Alexander closed his eyes.
“Aunt Megan came for me after it was dark and told me she was taking me away where I would be safe and loved for the rest of my life,” she said. “I do not remember feeling much either way. I believe I was exhausted from crying. No one had ever loved me—except Colin—and I liked my aunt and went with her without a murmur. But she was not stealing me away without anyone knowing. As we passed the drawing room, my mother came out onto the landing and told Aunt Megan that she was a fool, that she would regret taking me, that it would be far better to let me be sent to the insane asylum as she had planned to do the next day.”

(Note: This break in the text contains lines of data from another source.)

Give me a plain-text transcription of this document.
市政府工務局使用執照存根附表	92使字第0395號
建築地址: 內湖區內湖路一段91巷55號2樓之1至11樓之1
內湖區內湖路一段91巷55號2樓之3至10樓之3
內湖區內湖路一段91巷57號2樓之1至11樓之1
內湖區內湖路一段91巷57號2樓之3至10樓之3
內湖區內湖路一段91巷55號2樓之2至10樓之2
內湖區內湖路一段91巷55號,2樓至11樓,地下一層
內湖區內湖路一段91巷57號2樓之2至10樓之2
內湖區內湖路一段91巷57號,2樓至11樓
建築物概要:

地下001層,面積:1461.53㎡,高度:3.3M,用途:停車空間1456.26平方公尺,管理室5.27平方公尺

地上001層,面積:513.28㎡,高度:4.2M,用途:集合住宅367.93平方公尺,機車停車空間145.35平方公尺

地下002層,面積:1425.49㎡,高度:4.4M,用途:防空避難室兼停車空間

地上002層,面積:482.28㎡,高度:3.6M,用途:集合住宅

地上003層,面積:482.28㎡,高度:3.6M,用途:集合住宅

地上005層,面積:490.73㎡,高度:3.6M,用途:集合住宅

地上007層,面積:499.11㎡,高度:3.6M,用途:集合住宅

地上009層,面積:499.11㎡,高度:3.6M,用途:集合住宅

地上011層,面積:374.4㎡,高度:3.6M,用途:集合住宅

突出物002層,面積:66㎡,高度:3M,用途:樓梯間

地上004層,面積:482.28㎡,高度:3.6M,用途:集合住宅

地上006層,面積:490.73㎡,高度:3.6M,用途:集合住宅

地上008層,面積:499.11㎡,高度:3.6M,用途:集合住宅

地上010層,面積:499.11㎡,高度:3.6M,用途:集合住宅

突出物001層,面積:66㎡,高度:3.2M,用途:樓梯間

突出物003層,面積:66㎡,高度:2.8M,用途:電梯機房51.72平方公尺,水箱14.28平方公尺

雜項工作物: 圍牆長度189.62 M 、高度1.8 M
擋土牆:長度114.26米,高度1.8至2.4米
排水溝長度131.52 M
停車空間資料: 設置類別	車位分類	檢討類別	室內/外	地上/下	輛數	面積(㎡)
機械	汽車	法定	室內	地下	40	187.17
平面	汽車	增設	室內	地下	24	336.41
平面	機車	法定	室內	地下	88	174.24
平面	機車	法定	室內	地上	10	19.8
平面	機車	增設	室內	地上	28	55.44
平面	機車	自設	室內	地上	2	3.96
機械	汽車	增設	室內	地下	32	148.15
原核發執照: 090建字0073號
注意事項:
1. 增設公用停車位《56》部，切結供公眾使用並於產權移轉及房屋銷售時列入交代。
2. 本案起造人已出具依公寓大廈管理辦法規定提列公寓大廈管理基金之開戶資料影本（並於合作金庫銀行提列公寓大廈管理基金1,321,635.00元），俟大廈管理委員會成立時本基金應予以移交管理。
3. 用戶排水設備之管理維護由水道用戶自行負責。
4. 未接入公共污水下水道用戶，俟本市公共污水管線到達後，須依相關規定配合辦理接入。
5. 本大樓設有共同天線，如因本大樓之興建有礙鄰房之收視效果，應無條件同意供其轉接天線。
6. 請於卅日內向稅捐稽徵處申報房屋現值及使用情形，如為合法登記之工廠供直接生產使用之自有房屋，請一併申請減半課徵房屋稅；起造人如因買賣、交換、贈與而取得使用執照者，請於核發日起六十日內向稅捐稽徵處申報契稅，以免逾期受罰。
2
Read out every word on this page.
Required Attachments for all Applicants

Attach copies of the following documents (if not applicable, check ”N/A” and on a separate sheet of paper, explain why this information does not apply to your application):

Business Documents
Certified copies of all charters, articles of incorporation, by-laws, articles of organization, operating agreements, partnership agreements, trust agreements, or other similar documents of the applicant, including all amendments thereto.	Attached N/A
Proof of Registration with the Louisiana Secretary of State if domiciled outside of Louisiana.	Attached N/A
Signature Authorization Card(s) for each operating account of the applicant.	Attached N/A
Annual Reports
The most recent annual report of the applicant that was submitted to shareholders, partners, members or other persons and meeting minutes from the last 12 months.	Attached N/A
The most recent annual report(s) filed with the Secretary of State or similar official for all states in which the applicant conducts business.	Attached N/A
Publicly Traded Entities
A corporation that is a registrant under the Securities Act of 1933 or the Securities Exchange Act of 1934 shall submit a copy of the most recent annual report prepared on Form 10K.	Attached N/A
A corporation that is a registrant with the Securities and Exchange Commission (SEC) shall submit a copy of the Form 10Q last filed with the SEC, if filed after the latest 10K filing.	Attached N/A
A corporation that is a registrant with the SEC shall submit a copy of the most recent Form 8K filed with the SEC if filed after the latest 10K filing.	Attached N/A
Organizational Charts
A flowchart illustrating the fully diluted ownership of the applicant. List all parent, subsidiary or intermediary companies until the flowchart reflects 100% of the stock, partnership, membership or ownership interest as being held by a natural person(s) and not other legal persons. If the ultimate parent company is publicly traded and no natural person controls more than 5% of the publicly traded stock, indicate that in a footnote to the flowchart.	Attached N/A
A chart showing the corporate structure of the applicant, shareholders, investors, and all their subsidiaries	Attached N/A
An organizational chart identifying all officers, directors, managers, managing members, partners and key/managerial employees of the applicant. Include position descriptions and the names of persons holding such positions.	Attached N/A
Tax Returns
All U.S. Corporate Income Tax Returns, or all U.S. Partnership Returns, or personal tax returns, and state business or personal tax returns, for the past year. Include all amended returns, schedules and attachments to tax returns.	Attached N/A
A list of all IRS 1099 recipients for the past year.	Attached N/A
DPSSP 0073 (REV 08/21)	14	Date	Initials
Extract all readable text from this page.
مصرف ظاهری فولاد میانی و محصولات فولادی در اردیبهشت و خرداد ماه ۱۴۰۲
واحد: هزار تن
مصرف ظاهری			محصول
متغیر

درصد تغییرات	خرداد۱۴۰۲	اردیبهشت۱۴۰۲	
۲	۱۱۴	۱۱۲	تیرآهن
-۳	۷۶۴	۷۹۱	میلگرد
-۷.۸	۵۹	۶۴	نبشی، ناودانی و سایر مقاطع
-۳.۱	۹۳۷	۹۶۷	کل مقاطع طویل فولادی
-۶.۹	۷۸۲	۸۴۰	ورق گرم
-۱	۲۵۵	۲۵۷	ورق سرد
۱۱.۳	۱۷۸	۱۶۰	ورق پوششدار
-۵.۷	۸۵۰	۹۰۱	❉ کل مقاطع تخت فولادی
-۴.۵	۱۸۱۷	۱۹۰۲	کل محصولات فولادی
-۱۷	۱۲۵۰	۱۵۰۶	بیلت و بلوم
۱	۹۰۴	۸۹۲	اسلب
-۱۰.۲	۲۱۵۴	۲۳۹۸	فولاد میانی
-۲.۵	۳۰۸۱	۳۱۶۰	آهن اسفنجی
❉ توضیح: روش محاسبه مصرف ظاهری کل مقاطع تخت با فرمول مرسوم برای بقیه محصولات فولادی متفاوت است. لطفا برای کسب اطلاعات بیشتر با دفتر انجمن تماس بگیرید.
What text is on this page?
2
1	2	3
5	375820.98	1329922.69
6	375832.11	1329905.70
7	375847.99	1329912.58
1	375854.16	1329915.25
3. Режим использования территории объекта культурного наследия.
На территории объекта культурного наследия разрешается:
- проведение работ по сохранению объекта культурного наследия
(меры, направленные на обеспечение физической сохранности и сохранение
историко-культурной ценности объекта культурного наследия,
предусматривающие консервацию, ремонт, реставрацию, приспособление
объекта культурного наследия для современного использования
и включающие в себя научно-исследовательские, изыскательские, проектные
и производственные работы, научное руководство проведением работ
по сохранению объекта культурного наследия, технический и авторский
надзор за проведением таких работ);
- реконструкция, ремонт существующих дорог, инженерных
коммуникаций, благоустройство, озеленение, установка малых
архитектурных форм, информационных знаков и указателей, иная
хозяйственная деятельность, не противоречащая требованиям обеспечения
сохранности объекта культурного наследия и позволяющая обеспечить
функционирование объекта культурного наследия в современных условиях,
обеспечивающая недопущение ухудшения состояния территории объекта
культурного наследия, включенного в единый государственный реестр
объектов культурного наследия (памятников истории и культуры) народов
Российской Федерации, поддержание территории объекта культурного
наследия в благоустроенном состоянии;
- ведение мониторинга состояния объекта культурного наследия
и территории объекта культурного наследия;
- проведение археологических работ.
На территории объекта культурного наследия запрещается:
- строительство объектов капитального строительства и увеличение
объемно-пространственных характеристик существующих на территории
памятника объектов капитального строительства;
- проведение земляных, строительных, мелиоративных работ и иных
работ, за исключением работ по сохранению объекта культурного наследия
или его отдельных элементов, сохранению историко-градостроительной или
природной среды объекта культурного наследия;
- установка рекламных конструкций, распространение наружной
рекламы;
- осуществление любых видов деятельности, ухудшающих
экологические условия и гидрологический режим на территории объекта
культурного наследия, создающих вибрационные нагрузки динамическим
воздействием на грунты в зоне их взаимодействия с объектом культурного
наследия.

Alexander sucked in his breath.
“I did not even know what that was,” Wren said. “I asked when we were on the way to London, but my aunt told me she did not know either.” She took a long, shuddering breath. “I have neither seen nor heard of my mother or any of them from that day to this—to a few hours ago at the theater. Almost twenty years. And she looks now exactly as she looked then.”
Her breathing was a bit ragged. He held her close.
“She saw me,” she said. “She knew me.”
“You belong to me now, Wren,” he said. “I have ownership of you. Not to tyrannize over you, but to keep you safe so that you can be free of these fears and horrors. I look after what is my own. It is more than a promise.”
It sounded ostentatious to his own ears. He was not even quite sure what he meant. How could he both own her and set her free? But he did know that he was speaking straight from the heart and that he would not, by God—not ever, not even in the smallest of ways—betray her trust in him.
“I care,” he told her.
Nineteen
Wren awoke slowly from a deep sleep and was aware of warmth and comfort and daylight and the sounds of wheels and horses and a single human shout from beyond the window, and of the fact that she was nestled in her husband’s arms, her head on his shoulder. And then it all came flooding back—yesterday, the first full day of her marriage.
“What time is it?” she asked, drawing back her head, not checking first to see if he was awake.
He was. He was gazing back at her, his hair tousled, his nightshirt open at the neck. She was still wearing her nightgown. A man in his nightshirt, she thought, could look every bit as enticing as the same man naked. This man could, anyway, and he was the only one in whom she was interested.